Q: What about the "wild" tomato? The one from nature? Can we assume it was safe?


A: No. There was no reason to assume it was safe either. Assuming something is safe solely because it comes from nature is an appeal to nature, the fallacious argument I discussed in prior posts. Nature did not shape itself around us. This is anthropocentrism and a fundamental misunderstanding of ecology and evolution. Natural selection shapes plants and animals for their own survival, not ours. In fact, sometimes nature evolves things to intentionally hurt us. Let me demonstrate this point by posing another question…

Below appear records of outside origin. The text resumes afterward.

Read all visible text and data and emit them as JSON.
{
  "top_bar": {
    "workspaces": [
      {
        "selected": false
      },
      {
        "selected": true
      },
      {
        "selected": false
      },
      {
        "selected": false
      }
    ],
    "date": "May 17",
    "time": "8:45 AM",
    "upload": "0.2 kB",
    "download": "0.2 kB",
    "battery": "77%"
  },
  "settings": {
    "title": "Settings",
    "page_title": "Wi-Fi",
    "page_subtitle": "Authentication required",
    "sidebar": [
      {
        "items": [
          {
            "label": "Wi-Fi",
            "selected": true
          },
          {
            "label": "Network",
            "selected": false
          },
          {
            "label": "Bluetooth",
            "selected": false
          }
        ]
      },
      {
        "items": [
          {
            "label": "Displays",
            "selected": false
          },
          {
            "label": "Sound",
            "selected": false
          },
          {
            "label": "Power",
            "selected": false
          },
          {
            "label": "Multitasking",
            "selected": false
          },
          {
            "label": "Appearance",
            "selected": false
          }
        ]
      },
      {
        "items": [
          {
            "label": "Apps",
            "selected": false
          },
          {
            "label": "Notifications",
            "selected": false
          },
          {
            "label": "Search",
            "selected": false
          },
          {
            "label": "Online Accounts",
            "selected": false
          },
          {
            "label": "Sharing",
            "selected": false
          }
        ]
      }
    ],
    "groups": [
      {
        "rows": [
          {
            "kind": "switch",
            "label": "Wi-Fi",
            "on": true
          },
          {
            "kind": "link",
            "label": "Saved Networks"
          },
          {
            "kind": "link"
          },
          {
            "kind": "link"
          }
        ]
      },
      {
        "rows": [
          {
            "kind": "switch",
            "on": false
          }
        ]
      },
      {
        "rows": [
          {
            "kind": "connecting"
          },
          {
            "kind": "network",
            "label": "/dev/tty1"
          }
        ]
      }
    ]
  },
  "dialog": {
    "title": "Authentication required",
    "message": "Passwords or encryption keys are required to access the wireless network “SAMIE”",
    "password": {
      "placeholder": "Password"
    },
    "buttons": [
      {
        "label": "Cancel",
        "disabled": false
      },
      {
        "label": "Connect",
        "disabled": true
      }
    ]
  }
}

Q: Why do certain plants (like the opium poppy and the tobacco plant) synthesize neurotoxins (like opium and nicotine) when they serve no physiologic function for the plant?


A: They are insecticides. Plants are unable to run away from their greatest predator, animals, so to prevent being eaten, they wage chemical warfare on us, and over millions of years evolved neurotoxic chemicals. Plants are not our friends. We just try to pick the ones that don't kill us.



Key Points


  1. We have been genetically modifying foods for millennia.

  2. Determining long-term safety of a food, whether genetically modified or not, is challenging.

  3. The strategy of trusting "wild" foods or what our ancestors did is unreliable, as neither strategy was purposed with our modern long-term health goals in mind.